The future of Indigenous fire
Despite a multitude of challenges, cultural burns still happen today. Increasingly, Tribal environment departments are incorporating this practice in the lands they manage. Mary sees an opportunity for more collaboration between nonprofits, government entities, and tribes.
“I would love to see more conservation partners engage with Tribal entities to integrate Traditional Ecological Knowledge* into their land management strategies and allow Indigenous people to use the land for collection and other cultural purposes,” she said.
A long history of fire and cultural suppression continues to challenge the revival of cultural burning.
“For a long time, it was outlawed for Native Americans to conduct burns. Even today, a lot of the burns that happen on Indigenous lands have to be conducted through the Bureau of Indian Affairs,” Mary said. “With some of those strict fire management protocols, it doesn’t leave a lot of wiggle room for some of the cultural practices to take place.”
Some hurdles are with the National Wildfire Coordinating Group standard, a rigid but safe protocol most firefighters in prescribed fire or suppression must follow. Important elements of cultural burns might be considered at odds with the requirements of the standard.
“Some of that might be like waiting to do a smudge before the burn starts or allowing elders to be on the fire line,” Mary said. Rules include physical capacity tests and certifications that may be out of reach for older people.
“You’re not going to get a grandpa or grandma to be able to pass those things,” Mary said, but their inclusion is important.
Access to land is another hurdle. Treaties govern land that tribes were forced to cede in the 1800s. Rights vary from treaty to treaty.
“We can only collect on Federal and State property, and if you look at the State of Michigan, a significant portion of it is private,” Mary said.

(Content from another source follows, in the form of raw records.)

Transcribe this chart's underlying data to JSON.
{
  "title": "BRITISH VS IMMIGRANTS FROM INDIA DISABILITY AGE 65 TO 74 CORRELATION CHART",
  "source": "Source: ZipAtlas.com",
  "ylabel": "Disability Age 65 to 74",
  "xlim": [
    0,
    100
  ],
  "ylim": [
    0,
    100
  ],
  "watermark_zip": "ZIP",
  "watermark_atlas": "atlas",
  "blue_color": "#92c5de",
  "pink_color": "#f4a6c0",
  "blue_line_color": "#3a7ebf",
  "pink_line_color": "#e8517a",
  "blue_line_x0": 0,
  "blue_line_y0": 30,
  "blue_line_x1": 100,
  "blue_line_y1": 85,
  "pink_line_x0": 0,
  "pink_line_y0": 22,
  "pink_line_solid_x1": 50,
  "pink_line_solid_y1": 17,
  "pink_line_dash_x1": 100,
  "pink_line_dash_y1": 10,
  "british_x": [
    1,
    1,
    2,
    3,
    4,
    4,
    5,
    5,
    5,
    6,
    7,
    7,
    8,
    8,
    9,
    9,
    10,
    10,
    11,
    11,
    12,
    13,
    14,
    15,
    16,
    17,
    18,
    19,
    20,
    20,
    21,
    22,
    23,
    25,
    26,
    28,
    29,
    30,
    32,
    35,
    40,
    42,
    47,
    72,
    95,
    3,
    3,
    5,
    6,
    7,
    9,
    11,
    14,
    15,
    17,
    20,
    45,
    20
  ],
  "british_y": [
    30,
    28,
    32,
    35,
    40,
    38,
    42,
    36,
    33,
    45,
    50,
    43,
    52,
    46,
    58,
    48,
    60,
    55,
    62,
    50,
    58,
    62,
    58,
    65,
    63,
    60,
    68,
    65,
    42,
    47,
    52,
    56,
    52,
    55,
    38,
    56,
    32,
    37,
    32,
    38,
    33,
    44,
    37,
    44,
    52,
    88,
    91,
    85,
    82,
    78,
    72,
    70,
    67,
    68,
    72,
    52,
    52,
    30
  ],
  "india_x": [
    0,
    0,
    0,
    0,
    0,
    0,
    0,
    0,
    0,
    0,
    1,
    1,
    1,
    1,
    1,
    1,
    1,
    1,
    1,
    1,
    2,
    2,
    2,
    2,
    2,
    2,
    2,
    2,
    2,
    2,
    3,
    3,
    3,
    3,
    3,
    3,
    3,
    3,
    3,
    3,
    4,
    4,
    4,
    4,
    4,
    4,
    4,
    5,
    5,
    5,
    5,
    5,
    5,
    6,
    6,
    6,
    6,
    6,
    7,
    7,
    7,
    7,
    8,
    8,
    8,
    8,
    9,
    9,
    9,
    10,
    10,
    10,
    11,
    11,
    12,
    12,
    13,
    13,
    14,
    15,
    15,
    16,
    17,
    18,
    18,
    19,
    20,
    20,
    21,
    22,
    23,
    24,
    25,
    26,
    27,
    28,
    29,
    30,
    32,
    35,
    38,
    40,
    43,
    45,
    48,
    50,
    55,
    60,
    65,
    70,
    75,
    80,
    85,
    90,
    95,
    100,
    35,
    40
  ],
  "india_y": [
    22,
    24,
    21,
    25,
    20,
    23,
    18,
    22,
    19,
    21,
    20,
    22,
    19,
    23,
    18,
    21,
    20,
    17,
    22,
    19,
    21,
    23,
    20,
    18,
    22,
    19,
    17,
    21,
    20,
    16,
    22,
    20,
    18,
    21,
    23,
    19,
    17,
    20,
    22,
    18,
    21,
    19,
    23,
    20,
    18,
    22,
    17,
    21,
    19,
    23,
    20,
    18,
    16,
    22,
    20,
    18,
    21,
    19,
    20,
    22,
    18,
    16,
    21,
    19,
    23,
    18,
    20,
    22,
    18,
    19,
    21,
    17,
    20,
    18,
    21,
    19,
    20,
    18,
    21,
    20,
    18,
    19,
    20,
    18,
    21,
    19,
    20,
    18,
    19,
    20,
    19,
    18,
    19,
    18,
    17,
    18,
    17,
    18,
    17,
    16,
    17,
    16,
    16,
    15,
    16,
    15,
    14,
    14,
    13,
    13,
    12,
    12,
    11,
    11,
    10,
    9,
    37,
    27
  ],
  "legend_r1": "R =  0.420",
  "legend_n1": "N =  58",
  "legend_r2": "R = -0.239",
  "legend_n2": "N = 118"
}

Collaboration between land managers who hold culturally significant lands and Tribal entities could help support the return of cultural burning. These collaborations are beginning to happen, but progress is slow.
“If we can connect and align the land manager, Tribal stewards, and also a prescription of fire at the right time, that would be incredible,” Mary said.
Mary also hopes to see more Indigenous people leading the application of fire as a restoration tool.
“I would like to see more Indigenous-led fire,” she said. “There’s a lot of really good work being done by Tribal environmental departments. Like with any organization, there’s always room to grow. I would love to see Tribal environmental people have more fire capacity internally. That could mean they have individuals who are qualified as Type 2 Firefighters, or they are able to participate in other burns with different nonprofits nearby.”
Mary is living her vision through her career, studies, and teachings. In her work at Pierce Cedar Creek Institute, she continues to be inspired by what fire can do.
“There is so much you can learn from the land through fire,” she said.
*According to the National Park Service, “Traditional Ecological Knowledge (TEK) is the on-going accumulation of knowledge, practice and belief about relationships between living beings in a specific ecosystem that is acquired by indigenous people over hundreds or thousands of years through direct contact with the environment, handed down through generations, and used for life-sustaining ways.”